Wondering what your corn yields might look like in 2019? I know some folks who are pretty good at estimating yield who are really having troubling forecasting the crop this season.
The most popular predictor of corn yield is the yield component method, used when the ears get to be roasting ear size. To estimate yield, you need to measure ear number, kernel rows and kernels per row in multiple locations in a field.
At a minimum, I would suggest 5 sampling locations per 40 acres is a good start. Remember, however, that the more variation a field has, the more samples it will take to get a better estimate. And this year, the variations within fields seems to be much larger than normal.
Equipment you need to do this includes a tape measure, a pad of paper, a pencil and a calculator
Step 1. At each stop in a field, measure the length of a single row equal to 1/1000 of an acre. In the case of 30-inch rows, that is 17.4 feet. For other row widths, divide 43,560 by the row spacing (in feet) ad divide that result by 1000. For example, 40-inch rows equals 3.333 feet. The math works out to measure 13 feet of row on a 40-inch row spacing.
Step 2. Count and record the number of ears on the plants in the 1/1000 acre of row. Do not count ears that have dropped to the ground or are on stalks that are lodged and otherwise not harvestable.
Step 3. For every fifth ear in the sample row, record the number of complete kernel rows per ear and the number of kernels per row. Then multiply the number of kernels in an average row times the number of rows. This will give you the number of kernels per ear. Do not count nubbins or aborted kernels.
Step 4. Calculate the average number of kernels per ear by summing the values for all the sampled ears and dividing by the number of ears. For example, 5 sample ears with 480, 500, 450, 600, and 525 kernels per ear, the average number of kernels per ear would equal: (480 + 500 + 450 + 600 + 525) divided by 5 = 511.
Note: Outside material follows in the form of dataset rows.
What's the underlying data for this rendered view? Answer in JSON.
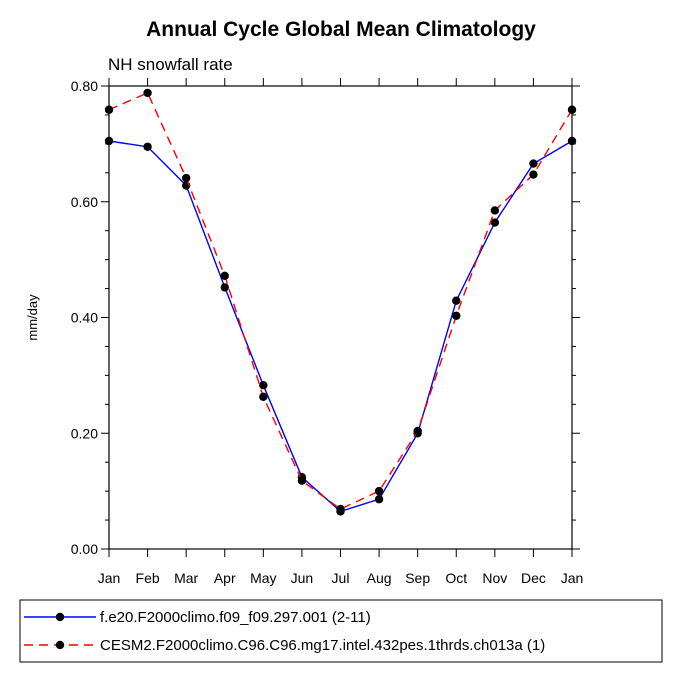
{
  "chart_data": {
    "type": "line",
    "title": "Annual Cycle Global Mean Climatology",
    "subtitle": "NH snowfall rate",
    "xlabel": "",
    "ylabel": "mm/day",
    "ylim": [
      0,
      0.8
    ],
    "categories": [
      "Jan",
      "Feb",
      "Mar",
      "Apr",
      "May",
      "Jun",
      "Jul",
      "Aug",
      "Sep",
      "Oct",
      "Nov",
      "Dec",
      "Jan"
    ],
    "y_ticks": [
      {
        "value": 0.0,
        "label": "0.00"
      },
      {
        "value": 0.2,
        "label": "0.20"
      },
      {
        "value": 0.4,
        "label": "0.40"
      },
      {
        "value": 0.6,
        "label": "0.60"
      },
      {
        "value": 0.8,
        "label": "0.80"
      }
    ],
    "legend_position": "bottom",
    "series": [
      {
        "name": "f.e20.F2000climo.f09_f09.297.001 (2-11)",
        "color": "#0000ff",
        "dash": "solid",
        "values": [
          0.705,
          0.695,
          0.628,
          0.452,
          0.283,
          0.124,
          0.065,
          0.086,
          0.2,
          0.429,
          0.564,
          0.666,
          0.705
        ]
      },
      {
        "name": "CESM2.F2000climo.C96.C96.mg17.intel.432pes.1thrds.ch013a (1)",
        "color": "#ff0000",
        "dash": "dashed",
        "values": [
          0.759,
          0.788,
          0.641,
          0.472,
          0.263,
          0.118,
          0.069,
          0.1,
          0.204,
          0.403,
          0.585,
          0.647,
          0.759
        ]
      }
    ]
  }
}
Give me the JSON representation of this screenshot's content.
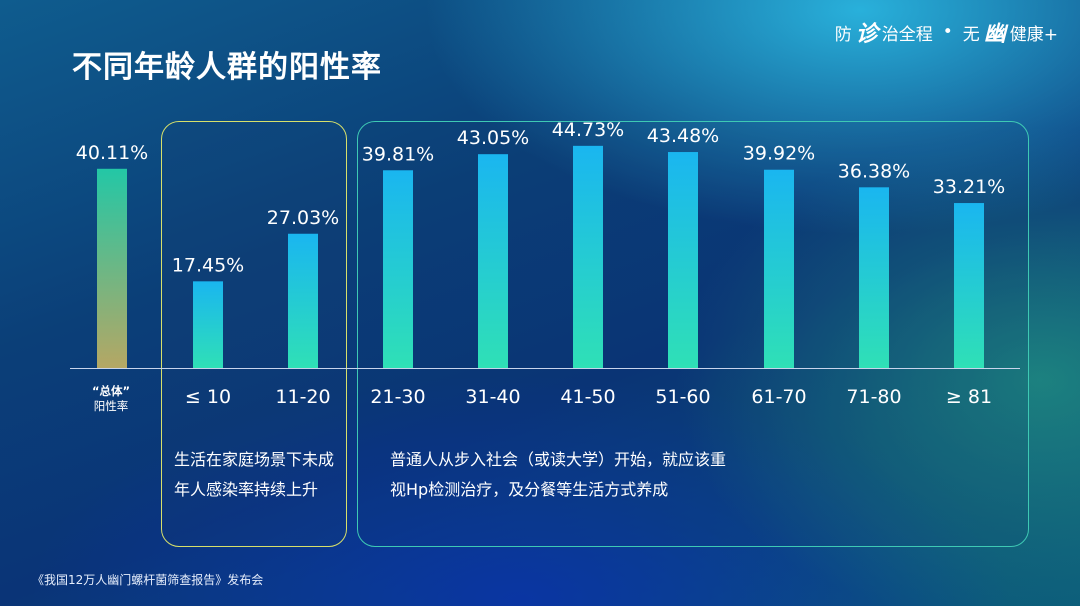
{
  "header": {
    "title": "不同年龄人群的阳性率",
    "brand": {
      "part1": "防",
      "glyph1": "诊",
      "part2": "治全程",
      "dot": "•",
      "part3": "无",
      "glyph2": "幽",
      "part4": "健康+"
    }
  },
  "chart_data": {
    "type": "bar",
    "categories": [
      "“总体”阳性率",
      "≤ 10",
      "11-20",
      "21-30",
      "31-40",
      "41-50",
      "51-60",
      "61-70",
      "71-80",
      "≥ 81"
    ],
    "values": [
      40.11,
      17.45,
      27.03,
      39.81,
      43.05,
      44.73,
      43.48,
      39.92,
      36.38,
      33.21
    ],
    "data_labels": [
      "40.11%",
      "17.45%",
      "27.03%",
      "39.81%",
      "43.05%",
      "44.73%",
      "43.48%",
      "39.92%",
      "36.38%",
      "33.21%"
    ],
    "title": "不同年龄人群的阳性率",
    "ylim": [
      0,
      60
    ],
    "grid": false,
    "colors": {
      "overall_top": "#23c7a6",
      "overall_bottom": "#b5a764",
      "bar_top": "#1ab6f0",
      "bar_bottom": "#2fe0b6",
      "axis": "#c8d4ec"
    }
  },
  "overall_label": {
    "line1": "“总体”",
    "line2": "阳性率"
  },
  "notes": {
    "young": "生活在家庭场景下未成年人感染率持续上升",
    "adult": "普通人从步入社会（或读大学）开始，就应该重视Hp检测治疗，及分餐等生活方式养成"
  },
  "footer": {
    "source": "《我国12万人幽门螺杆菌筛查报告》发布会"
  }
}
Step 5. Estimate the yield for each site by multiplying the ear number (Step 2) by the average number of kernels per ear (Step 4) and then dividing that result by a kernel weight “fudge factor.” Unless your seed company can provide some insight into kernel weight values for their hybrids, I suggest simply performing separate calculations using “fudge factor” kernel weight values equal to 75, 85, and 95. This range of values probably represents that most commonly experienced in the central Corn Belt.
For example, if you counted 30 harvestable ears at the first thousandth-acre sampling site and the average number of kernels per ear, based on sampling every fifth ear in the sampling row, was 511. Using “fudge factor” values of 75, 85, and 95; the estimated range in yield for that sampled site would (30 x 511) divided by 75 = 204, or divided by 85 = 180, or divided by 95 = 161 bushels per acre.
That is a very big spread between the highest and lowest expected yield. If you believe that kernel weight will be below average this year, you would be more inclined to use the lower of the estimates. If kernel weight appears above average for the year, you would lean towards the higher side of the estimate.
It is important to know that these are only estimates, and are probably accurate to only 20 bushels per acre, plus or minus. The more spots you sample in the field, the more accurate the calculation is likely to be.